"Cybersecurity is a cost". If you think so, you better have 4 million spare cash in the bank.
In the world of cybersecurity professionals we all know cybersecurity is a business enabler, is driving growth and is fostering creativity through protecting the core and critical assets of the company.
A failproof way to sell cybersecurity!
But we're pretty much the only ones who know. Why? Everyone is all for cybersecurity but when money's involved, all of the sudden cybersecurity is a sunk cost.
How to sell cybersecurity to executives when you have nothing to sell and everything to buy?
SCARE THEM. A LOT. A LOT MORE THAN THAT.
One nice number to keep in mind. After a major disaster affecting the company's assets (cybersecurity incidents or natural catastrophies), half of the companies never reopen. That looks scary but mostly to SMB (Small and Medium Businesses).
The 5-part recipe to get everyone onboard
"I'm a Fortune 50 company, what could possibly happen to me?" A lot. A simple equation for our top MBA graduates running the world :
- Data breach = Strategic data or customers' personal information out for everyone to see
- Strategic data or customers' personal information out for everyone to see = Not Good
- Not Good = Worsened reputation, angry customers, suspicious contractors, falling share price and regulatory costs and fines
- All of this = Less money + the cost to actually fix the holes that lead to the breach
- All of that = Even less money
So what is crystal clear out of all of that (and all of this) is that you need to take cybersecurity seriously. The average cost of data breach in the US is now over 4 million dollars. I'm sure you could put that money to use somewhere else.
Why many board members don't care?
Selling security to the board is a nightmare. Most don't really know tech, let alone cybersecurity. They don't have a lot of time and are already figuring out how to solve a billion problems they know about.
Talking to that demographic is difficult but let's keep in mind they know business and numbers, maybe if we start to talk to them in a language they understand instead of using tech verbiage they might listen.
They mostly care of the reputation of the company, some regulatory threats coming or their financial safety, all of these things could be really shook by a cyberattack. That's some common ground to start changing mentalities.
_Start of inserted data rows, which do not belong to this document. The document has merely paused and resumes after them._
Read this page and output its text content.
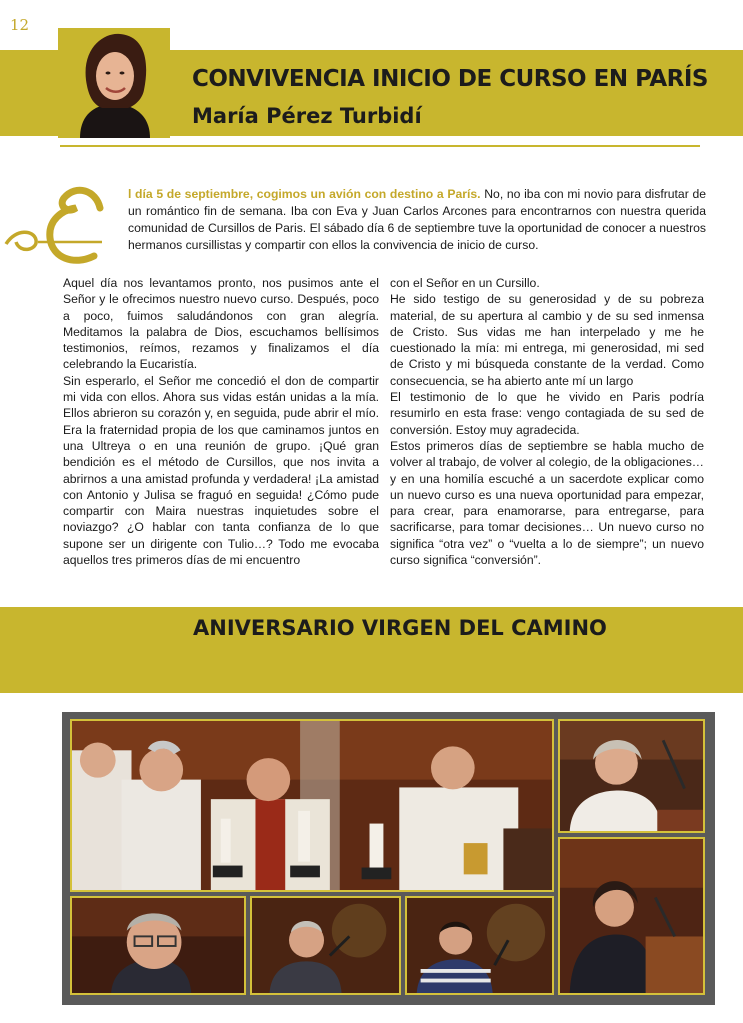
12
CONVIVENCIA INICIO DE CURSO EN PARÍS
María Pérez Turbidí
l día 5 de septiembre, cogimos un avión con destino a París. No, no iba con mi novio para disfrutar de un romántico fin de semana. Iba con Eva y Juan Carlos Arcones para encontrarnos con nuestra querida comunidad de Cursillos de Paris. El sábado día 6 de septiembre tuve la oportunidad de conocer a nuestros hermanos cursillistas y compartir con ellos la convivencia de inicio de curso.

Aquel día nos levantamos pronto, nos pusimos ante el Señor y le ofrecimos nuestro nuevo curso. Después, poco a poco, fuimos saludándonos con gran alegría. Meditamos la palabra de Dios, escuchamos bellísimos testimonios, reímos, rezamos y finalizamos el día celebrando la Eucaristía.

Sin esperarlo, el Señor me concedió el don de compartir mi vida con ellos. Ahora sus vidas están unidas a la mía. Ellos abrieron su corazón y, en seguida, pude abrir el mío. Era la fraternidad propia de los que caminamos juntos en una Ultreya o en una reunión de grupo. ¡Qué gran bendición es el método de Cursillos, que nos invita a abrirnos a una amistad profunda y verdadera! ¡La amistad con Antonio y Julisa se fraguó en seguida! ¿Cómo pude compartir con Maira nuestras inquietudes sobre el noviazgo? ¿O hablar con tanta confianza de lo que supone ser un dirigente con Tulio…? Todo me evocaba aquellos tres primeros días de mi encuentro

con el Señor en un Cursillo.

He sido testigo de su generosidad y de su pobreza material, de su apertura al cambio y de su sed inmensa de Cristo. Sus vidas me han interpelado y me he cuestionado la mía: mi entrega, mi generosidad, mi sed de Cristo y mi búsqueda constante de la verdad. Como consecuencia, se ha abierto ante mí un largo

El testimonio de lo que he vivido en Paris podría resumirlo en esta frase: vengo contagiada de su sed de conversión. Estoy muy agradecida.

Estos primeros días de septiembre se habla mucho de volver al trabajo, de volver al colegio, de la obligaciones… y en una homilía escuché a un sacerdote explicar como un nuevo curso es una nueva oportunidad para empezar, para crear, para enamorarse, para entregarse, para sacrificarse, para tomar decisiones… Un nuevo curso no significa “otra vez” o “vuelta a lo de siempre”; un nuevo curso significa “conversión”.

ANIVERSARIO VIRGEN DEL CAMINO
They have processes to take care of those previous issues in board meetings but nothing is set in stone to deal with cybersecurity. So first, a process needs to enable the CISO (Chief Information Security Officer) to talk to the board and tell them how poorly we rank amongst our competitors on some metrics. This could trigger a reaction, hopefully positive.
If this can't be done, maybe hire a consulting firm that will directly deal with the board and will assess the situation with a stranger's eye and (probably) will come to the same conclusions as the CISO but sometimes someone else has to say it.
Going back to the scary stuff
Many times, we don't respond to numbers and rational arguments that well. We postpone decisions because the risks aren't near and we're not a target (for now). As I was saying before, scaring them is efficient.
Use an event that happened in a company similar to yours. Go through the details of what happened to the now defunct previous top executives. Use emotions and storytelling. The risk will be far greater in their eyes after that. More persuasive than any graph or any chart.
Have processes in place, use external help if needed, change perception through storytelling and use equations.